The principle, spectral smoothness, is used in the human
auditory system which separates sounds partly by assuming
that the spectral envelopes of real sounds are continuous.
Both theoretical and experimental evidence is presented for
the vital importance of spectral smoothness in resolving
sound mixtures. Three algorithms of varying complexity are
described which successfully implement the new principle.
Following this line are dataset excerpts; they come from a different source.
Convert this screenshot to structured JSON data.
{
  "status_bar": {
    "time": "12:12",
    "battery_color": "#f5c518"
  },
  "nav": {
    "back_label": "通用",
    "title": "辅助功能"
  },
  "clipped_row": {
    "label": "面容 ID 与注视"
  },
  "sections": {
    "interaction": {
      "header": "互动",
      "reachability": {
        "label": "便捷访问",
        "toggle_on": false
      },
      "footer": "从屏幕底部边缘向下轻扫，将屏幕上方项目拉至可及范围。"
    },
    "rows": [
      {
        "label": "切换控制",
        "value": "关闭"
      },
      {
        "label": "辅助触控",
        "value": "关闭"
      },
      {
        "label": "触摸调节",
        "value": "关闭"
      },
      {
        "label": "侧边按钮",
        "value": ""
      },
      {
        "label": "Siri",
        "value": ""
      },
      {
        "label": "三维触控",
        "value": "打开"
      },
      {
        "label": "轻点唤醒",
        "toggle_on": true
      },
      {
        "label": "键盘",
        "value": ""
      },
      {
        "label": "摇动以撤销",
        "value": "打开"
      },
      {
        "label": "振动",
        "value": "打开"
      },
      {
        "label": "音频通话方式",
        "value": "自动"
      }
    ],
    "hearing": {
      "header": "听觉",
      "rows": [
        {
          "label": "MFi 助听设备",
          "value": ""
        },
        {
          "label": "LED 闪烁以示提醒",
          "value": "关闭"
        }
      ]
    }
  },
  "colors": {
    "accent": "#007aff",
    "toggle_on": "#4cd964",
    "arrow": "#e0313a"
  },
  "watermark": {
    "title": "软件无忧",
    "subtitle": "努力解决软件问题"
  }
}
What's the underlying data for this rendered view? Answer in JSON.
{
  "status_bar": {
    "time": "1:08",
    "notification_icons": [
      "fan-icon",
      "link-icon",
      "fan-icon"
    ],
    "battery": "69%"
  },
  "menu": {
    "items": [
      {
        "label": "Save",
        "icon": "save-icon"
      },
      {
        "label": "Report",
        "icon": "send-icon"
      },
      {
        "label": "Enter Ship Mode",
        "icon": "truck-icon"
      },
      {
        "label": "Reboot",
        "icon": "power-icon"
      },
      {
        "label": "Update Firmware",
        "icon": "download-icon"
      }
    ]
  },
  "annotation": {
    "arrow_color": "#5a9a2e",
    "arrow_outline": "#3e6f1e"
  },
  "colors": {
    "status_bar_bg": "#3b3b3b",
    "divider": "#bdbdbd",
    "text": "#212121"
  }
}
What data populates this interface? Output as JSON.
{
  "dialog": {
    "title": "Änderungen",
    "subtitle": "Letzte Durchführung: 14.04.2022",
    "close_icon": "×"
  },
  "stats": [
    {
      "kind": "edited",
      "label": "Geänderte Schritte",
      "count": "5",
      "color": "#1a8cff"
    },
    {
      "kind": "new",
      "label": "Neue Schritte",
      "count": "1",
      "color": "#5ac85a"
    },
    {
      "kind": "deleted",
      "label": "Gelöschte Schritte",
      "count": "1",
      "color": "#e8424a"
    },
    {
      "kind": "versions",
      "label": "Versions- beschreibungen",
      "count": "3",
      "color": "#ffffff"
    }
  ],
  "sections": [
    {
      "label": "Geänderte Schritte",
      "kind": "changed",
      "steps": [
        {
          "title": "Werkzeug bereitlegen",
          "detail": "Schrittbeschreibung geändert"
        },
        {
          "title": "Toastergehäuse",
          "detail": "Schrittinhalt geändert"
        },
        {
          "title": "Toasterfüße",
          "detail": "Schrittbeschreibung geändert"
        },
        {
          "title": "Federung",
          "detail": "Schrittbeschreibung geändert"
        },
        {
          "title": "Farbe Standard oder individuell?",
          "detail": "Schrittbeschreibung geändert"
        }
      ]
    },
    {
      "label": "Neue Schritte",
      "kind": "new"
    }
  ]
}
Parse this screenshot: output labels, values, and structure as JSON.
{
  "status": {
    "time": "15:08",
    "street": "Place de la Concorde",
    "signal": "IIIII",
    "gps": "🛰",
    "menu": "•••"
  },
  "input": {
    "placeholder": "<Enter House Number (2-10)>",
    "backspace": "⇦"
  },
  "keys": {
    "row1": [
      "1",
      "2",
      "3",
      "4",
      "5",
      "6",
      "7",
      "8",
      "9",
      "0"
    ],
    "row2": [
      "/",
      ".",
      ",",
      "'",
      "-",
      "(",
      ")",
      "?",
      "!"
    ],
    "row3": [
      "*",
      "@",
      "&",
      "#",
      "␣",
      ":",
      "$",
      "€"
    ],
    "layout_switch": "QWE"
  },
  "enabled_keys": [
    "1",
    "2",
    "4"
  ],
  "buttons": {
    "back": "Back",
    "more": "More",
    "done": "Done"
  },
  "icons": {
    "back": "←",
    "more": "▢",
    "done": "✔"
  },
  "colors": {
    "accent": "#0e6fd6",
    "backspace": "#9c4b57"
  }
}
In validation experiments, random pitch and sound source
combinations were analyzed in a single time frame. Number
of simultaneous sounds ranged from one to six, database
comprising sung vowels and 26 musical instruments. Usage
of a specific yet straightforward smoothing operation
corrected approximately half of the pitch errors that
occurred in a system which was otherwise identical but did
not use the smoothness principle. In random four-voice
mixtures, pitch error rate reduced from 18% to 8.1%.
2:40, AUDIO-L3.6
PHYSICAL MODELING OF DRUMS BY TRANSFER FUNCTION METHODS
L. TRAUTMANN, S. PETRAUSCH, R. RABENSTEIN
Multidimensional (MD) physical systems are usually given in terms of partial differential equations (PDEs). Similar to one-dimensional systems, they can also be described by transfer function models (TFMs). In addition to including initial and boundary conditions as well as excitation functions exactly, the TFM can also be discretized in a simple way. This leads to suitable implementations for digital signal processors. Therefore it is possible to implement physics based digital sound synthesis algorithms derived from TFMs in real-time. This paper extends the recently presented solution for vibrating strings with one spatial dimension to two-dimensional drum models.